Presi le mie cose e scesi a piedi nudi. Oliver mi sorrise quando entrai ed io appoggiai tutto sul divano. Si avvicinò a me con un bicchiere d'acqua in mano. "Com'è andata la tua giornata, piccola?"

Tornò verso la cucina ed io lo seguii. "Stancante come al solito. Miranda ha deciso di procedere a spada tratta con il suo divorzio."

Posizionò un piatto ricolmo di tacos sul bancone e si voltò per prepararsi anche il suo. "Mi dispiace che tu debba presenziare in tribunale," si sedette al mio fianco, circondando il tavolo pieno di cibo. "La mia giornata è stata piuttosto piacevole, invece. Abbiamo stretto un accordo con la Jameson-Brown Company e siamo vicini anche per concluderlo con un'azienda ancora più potente, la Sinclair."

Sospirai ma sorrisi, tornando a concentrarmi sul cibo che aveva preparato. Lo sentii guardarmi ma decisi di non alzare il volto. "Penso che dovremmo festeggiare," spostò il suo piatto, che non aveva neanche toccato, e mi lasciò un bacio sulla guancia.

Oliver scese a baciarmi il collo, appoggiando la mano sulla mia coscia. "Non ho ancora finito," ridacchiai. Continuò a baciarmi il collo, prima di spostarsi lungo la mia mascella ed io chiusi gli occhi, cercando di non pensare a lui. "Fammi mangiare qualcosa, poi andiamo su," lo baciai velocemente e gli feci l'occhiolino maliziosamente.
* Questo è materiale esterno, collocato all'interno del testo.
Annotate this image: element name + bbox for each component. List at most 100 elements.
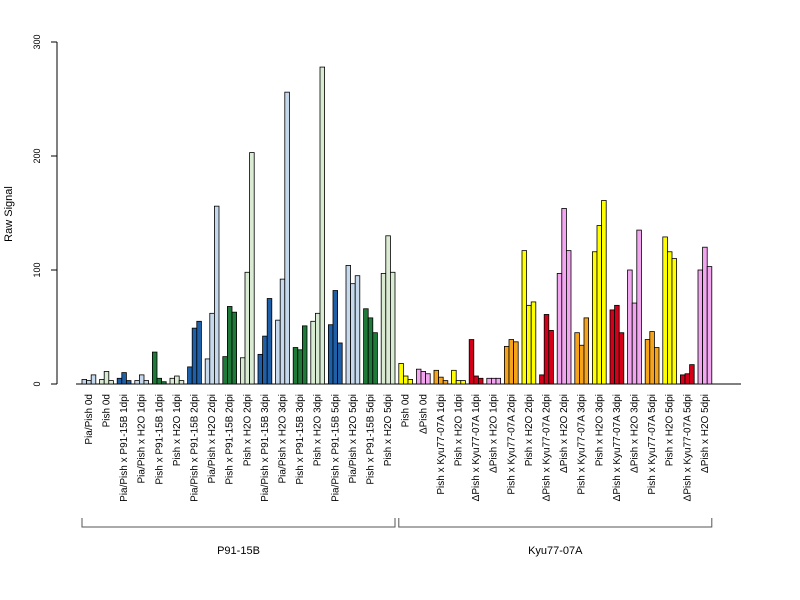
bar — [543, 314, 550, 385]
bar — [495, 377, 501, 385]
x-tick-label: Pia/Pish x H2O 3dpi — [278, 394, 289, 484]
bar — [556, 273, 563, 385]
x-tick-label: Pish x H2O 2dpi — [242, 394, 253, 466]
bar — [566, 250, 572, 385]
x-tick-label: Pish x P91-15B 2dpi — [225, 394, 236, 485]
bar — [99, 379, 105, 385]
bar — [398, 363, 404, 385]
bar — [468, 339, 475, 385]
bar — [310, 320, 316, 385]
bar — [631, 302, 638, 385]
x-tick-label: ΔPish x Kyu77-07A 2dpi — [542, 394, 553, 501]
x-tick-label: ΔPish x H2O 3dpi — [630, 394, 641, 473]
bar — [389, 271, 396, 385]
bar — [213, 205, 220, 385]
bar — [363, 308, 369, 385]
bar — [279, 278, 286, 385]
bar — [116, 377, 123, 385]
bar — [614, 304, 620, 385]
bar — [407, 379, 413, 385]
group-label: Kyu77-07A — [528, 545, 583, 557]
x-tick-label: ΔPish x H2O 2dpi — [559, 394, 570, 473]
y-axis: 0 100 200 300 — [32, 34, 58, 387]
bar — [301, 325, 308, 385]
bar — [284, 91, 290, 385]
bar — [297, 349, 303, 385]
bar — [244, 271, 250, 385]
bar — [249, 152, 255, 385]
bar — [609, 309, 615, 385]
bar — [574, 332, 580, 385]
x-tick-label: ΔPish x H2O 1dpi — [489, 394, 500, 473]
group-brackets: P91-15B Kyu77-07A — [81, 518, 713, 557]
x-tick-label: Pish 0d — [102, 394, 113, 427]
bar — [667, 251, 673, 385]
group-label: P91-15B — [217, 545, 260, 557]
bar — [689, 364, 695, 385]
bar — [513, 341, 519, 385]
x-tick-label: ΔPish x Kyu77-07A 5dpi — [682, 394, 693, 501]
bar — [662, 236, 668, 385]
bar — [372, 332, 378, 385]
bar — [671, 258, 677, 385]
bar — [706, 266, 713, 385]
bar — [226, 306, 233, 385]
bar — [191, 327, 198, 385]
bar — [420, 371, 426, 385]
x-tick-label: ΔPish x Kyu77-07A 3dpi — [612, 394, 623, 501]
bar — [138, 374, 145, 385]
x-tick-label: Pish x H2O 3dpi — [594, 394, 605, 466]
x-tick-label: Pish x H2O 1dpi — [172, 394, 183, 466]
x-tick-label: ΔPish x H2O 5dpi — [700, 394, 711, 473]
bar — [442, 380, 449, 385]
bar — [460, 380, 466, 385]
bar — [697, 269, 703, 385]
bar — [108, 380, 114, 385]
bar — [490, 377, 497, 385]
x-tick-label: ΔPish x Kyu77-07A 1dpi — [471, 394, 482, 501]
x-tick-label: Pia/Pish x P91-15B 3dpi — [260, 394, 271, 502]
bar — [402, 375, 409, 385]
bar — [521, 250, 527, 385]
y-tick-label: 100 — [32, 262, 42, 277]
bar — [350, 283, 356, 385]
bar — [508, 339, 514, 385]
bar — [143, 380, 149, 385]
bar — [415, 368, 422, 385]
bar — [644, 339, 651, 385]
bar — [187, 366, 193, 385]
bar — [451, 369, 457, 385]
bar — [275, 319, 281, 385]
bar — [103, 371, 110, 385]
x-tick-label: Pish 0d — [401, 394, 412, 427]
bar — [204, 358, 211, 385]
x-tick-label: Pia/Pish x H2O 2dpi — [207, 394, 218, 484]
bar — [684, 373, 690, 385]
bar — [178, 380, 185, 385]
bar — [380, 273, 387, 385]
bar — [196, 320, 202, 385]
bar — [654, 347, 660, 385]
bar — [332, 290, 338, 385]
x-tick-label: Pish x Kyu77-07A 5dpi — [647, 394, 658, 495]
bar — [455, 380, 462, 385]
bar — [231, 311, 237, 385]
bar — [438, 376, 444, 385]
y-tick-label: 0 — [32, 381, 42, 386]
group-bracket — [398, 518, 713, 528]
x-tick-label: Pish x P91-15B 5dpi — [366, 394, 377, 485]
bar — [222, 356, 228, 385]
bar — [314, 312, 321, 385]
bar — [680, 374, 686, 385]
bar — [262, 335, 268, 385]
y-tick-label: 200 — [32, 148, 42, 163]
bar — [618, 332, 625, 385]
x-tick-label: Pish x H2O 5dpi — [383, 394, 394, 466]
bar — [526, 304, 532, 385]
x-tick-label: Pia/Pish x H2O 1dpi — [137, 394, 148, 484]
bar — [174, 375, 180, 385]
bar — [126, 380, 132, 385]
bar — [385, 235, 391, 385]
x-tick-label: Pish x Kyu77-07A 3dpi — [577, 394, 588, 495]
Lui annuì con un enorme sorriso sul volto.

Mentre si dirigeva al piano superiore, tirai un sospiro di sollievo. Cercavo sempre di evitare di fare sesso con lui dopo ciò che era accaduto, perché mi sentivo in colpa. Non gli avevo ancora confessato nulla ed ogni volta che ci provavo finivo semplicemente col dirgli 'ti amo'.
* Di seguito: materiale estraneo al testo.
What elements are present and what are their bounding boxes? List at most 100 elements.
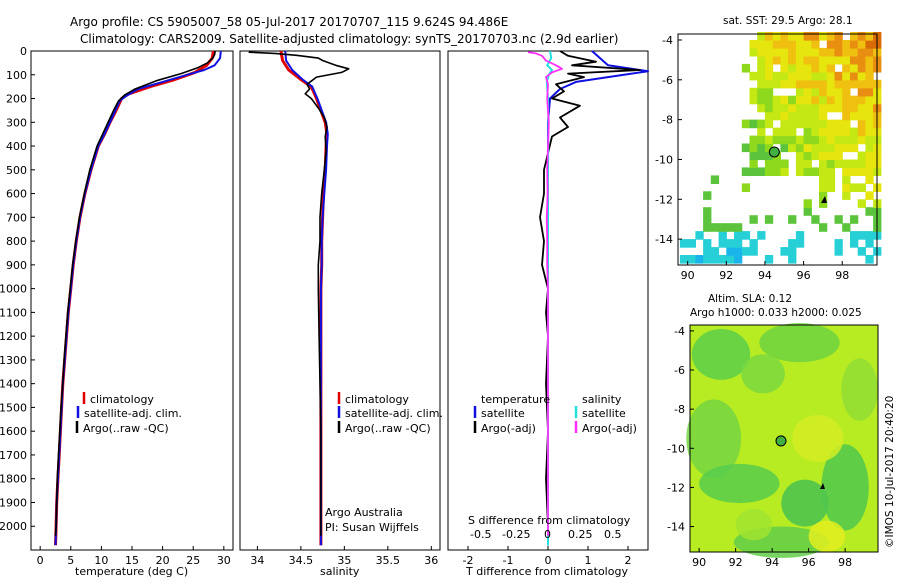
sst-cell [826,127,836,137]
temperature-axes-frame [30,50,234,551]
sst-cell [718,255,727,264]
sst-cell [764,111,774,121]
sst-cell [834,159,843,169]
sst-cell [795,239,805,248]
series-line-argo-raw-qc- [248,51,350,536]
sst-cell [795,87,805,97]
map-ytick-label: -10 [667,442,685,455]
sst-cell [788,135,797,145]
sst-cell [834,135,843,145]
ytick-label: 900 [6,259,27,272]
sst-cell [803,40,812,49]
sst-cell [819,79,828,89]
sst-cell [757,63,766,73]
sst-cell [834,71,843,81]
sst-cell [679,239,689,248]
sst-cell [865,79,874,89]
sst-cell [803,119,812,129]
sst-cell [834,239,843,248]
sst-cell [857,183,866,192]
xtick-label: 1 [585,554,592,567]
ytick-label: 400 [6,140,27,153]
sst-cell [795,231,805,240]
sst-cell [726,223,735,232]
sst-cell [795,79,805,89]
sst-cell [795,95,805,105]
sst-cell [710,255,720,264]
sst-cell [772,95,781,105]
sst-cell [764,143,774,153]
sst-cell [757,40,766,49]
sst-cell [819,71,828,81]
xtick-label: 5 [67,554,74,567]
header-line2: Climatology: CARS2009. Satellite-adjuste… [80,32,618,46]
sst-cell [749,119,758,129]
sst-cell [811,95,820,105]
sst-cell [757,95,766,105]
sst-cell [780,40,789,49]
sla-argo-marker [775,435,787,447]
sst-cell [842,191,851,200]
sst-cell [703,207,712,216]
difference-lines [527,50,649,546]
sst-map-frame [677,33,878,266]
sst-cell [842,95,851,105]
temperature-legend: climatology satellite-adj. clim. Argo(..… [75,392,182,435]
sst-cell [826,159,836,169]
legend-s-satellite: satellite [582,407,626,420]
sst-cell [811,87,820,97]
sst-cell [850,167,859,176]
sst-cell [857,199,866,208]
ytick-label: 600 [6,188,27,201]
sst-cell [695,255,704,264]
sst-cell [718,223,727,232]
sst-cell [819,111,828,121]
sst-cell [842,223,851,232]
sst-cell [850,95,859,105]
xtick-label: 35.5 [376,554,401,567]
map-xtick-label: 92 [719,269,733,282]
sst-cell [842,143,851,153]
sla-blob [792,415,844,462]
sst-cell [826,135,836,145]
sst-cell [749,159,758,169]
sla-blob [841,358,878,421]
sst-cell [772,127,781,137]
legend-t-satellite: satellite [481,407,525,420]
sst-cell [764,63,774,73]
sst-cell [757,32,766,41]
sst-cell [703,223,712,232]
temperature-lines [54,50,222,546]
ytick-label: 1200 [0,330,27,343]
sst-cell [850,143,859,153]
sst-cell [865,151,874,161]
sst-cell [795,55,805,65]
sst-cell [857,87,866,97]
sst-cell [726,239,735,248]
sst-cell [842,127,851,137]
sst-cell [857,111,866,121]
sst-cell [865,167,874,176]
sst-cell [865,47,874,57]
xtick-label: 0 [37,554,44,567]
sst-cell [803,103,812,113]
sla-blob [686,399,742,478]
sst-cell [819,127,828,137]
map-ytick-label: -6 [674,364,685,377]
sst-cell [803,135,812,145]
sst-cell [850,32,859,41]
sst-cell [788,32,797,41]
sst-cell [764,255,774,264]
temperature-ticks: 0 5 10 15 20 25 30 [37,546,231,567]
sst-cell [857,95,866,105]
sst-cell [811,71,820,81]
ytick-label: 1800 [0,473,27,486]
sst-cell [857,127,866,137]
series-line-t-argo-adj- [539,50,641,536]
temperature-xlabel: temperature (deg C) [75,565,188,578]
ytick-label: 1500 [0,401,27,414]
sst-cell [788,119,797,129]
argo-australia-note: Argo Australia [325,506,403,519]
sst-cell [795,119,805,129]
xtick-label: 25 [186,554,200,567]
Dopo aver terminato di mangiare, mi presi il mio tempo per lavare i piatti. Guardai le scale che portavano al piano superiore e mi presi un altro minuto prima di dirigermi verso la camera da letto. Speravo che si fosse addormentato. Entrai in camera e lo trovai seduto sul letto, con lo sguardo puntato sul suo cellulare. Appoggiò il telefono sul comodino e si incamminò verso di me.
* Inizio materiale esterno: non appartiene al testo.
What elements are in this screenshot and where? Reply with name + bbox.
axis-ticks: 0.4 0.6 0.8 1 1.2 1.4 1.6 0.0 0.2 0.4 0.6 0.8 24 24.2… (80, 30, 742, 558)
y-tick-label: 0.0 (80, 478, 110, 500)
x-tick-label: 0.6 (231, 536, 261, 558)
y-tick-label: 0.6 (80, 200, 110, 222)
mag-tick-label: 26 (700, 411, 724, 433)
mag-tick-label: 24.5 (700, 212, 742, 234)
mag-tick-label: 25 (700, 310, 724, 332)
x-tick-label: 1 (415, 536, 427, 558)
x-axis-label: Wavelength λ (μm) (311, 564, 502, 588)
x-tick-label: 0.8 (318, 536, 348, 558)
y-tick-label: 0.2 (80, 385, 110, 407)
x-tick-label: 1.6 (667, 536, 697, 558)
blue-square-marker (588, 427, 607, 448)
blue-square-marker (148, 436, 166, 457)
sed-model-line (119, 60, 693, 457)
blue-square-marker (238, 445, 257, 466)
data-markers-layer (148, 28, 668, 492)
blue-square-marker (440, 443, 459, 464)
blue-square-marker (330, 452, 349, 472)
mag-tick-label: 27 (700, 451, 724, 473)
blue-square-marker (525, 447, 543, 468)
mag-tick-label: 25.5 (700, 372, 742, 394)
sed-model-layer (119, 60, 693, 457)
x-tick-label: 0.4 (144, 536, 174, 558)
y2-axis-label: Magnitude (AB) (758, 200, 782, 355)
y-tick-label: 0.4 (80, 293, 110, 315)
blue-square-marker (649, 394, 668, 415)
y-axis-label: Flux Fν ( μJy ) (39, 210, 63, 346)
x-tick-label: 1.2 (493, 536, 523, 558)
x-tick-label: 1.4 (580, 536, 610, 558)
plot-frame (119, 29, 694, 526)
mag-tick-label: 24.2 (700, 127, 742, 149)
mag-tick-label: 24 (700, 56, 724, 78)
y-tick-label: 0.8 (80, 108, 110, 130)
Mi sfilò la maglietta e mi fece voltare per abbassarmi la zip della gonna. Eravamo entrambi in intimo, mentre continuavamo a baciarci con passione. Mi sollevò, portandomi verso il letto. Il sesso era stato lento e monotono come sempre, ma non era durato quanto l'ultima volta come avevo sperato. Noi, o meglio lui, era durato tre minuti.

Si spostò al mio fianco, voltandosi verso di me. "Ti amo," gli dissi, mentre cercavo di fargli le coccole.

"Ti amo anche io, ma non ho voglia di coccole, stasera," fece spallucce, scrollandosi le mie mani di dosso.

"Oh," è l'unica cosa che dissi, prima di dargli le spalle. Odiavo tutto questo. Odiavo quando non mi stringeva dopo essere stato dentro di me un secondo. Ma non avevo motivo di sentirmi ferita. L'avevo tradito. Non avevo il diritto di arrabbiarmi perché non mi stringeva a lui. Non mi faceva sentire meglio neanche il fatto che desiderassi un uomo che non era mio marito. Il senso di colpa mi avrebbe mangiata viva.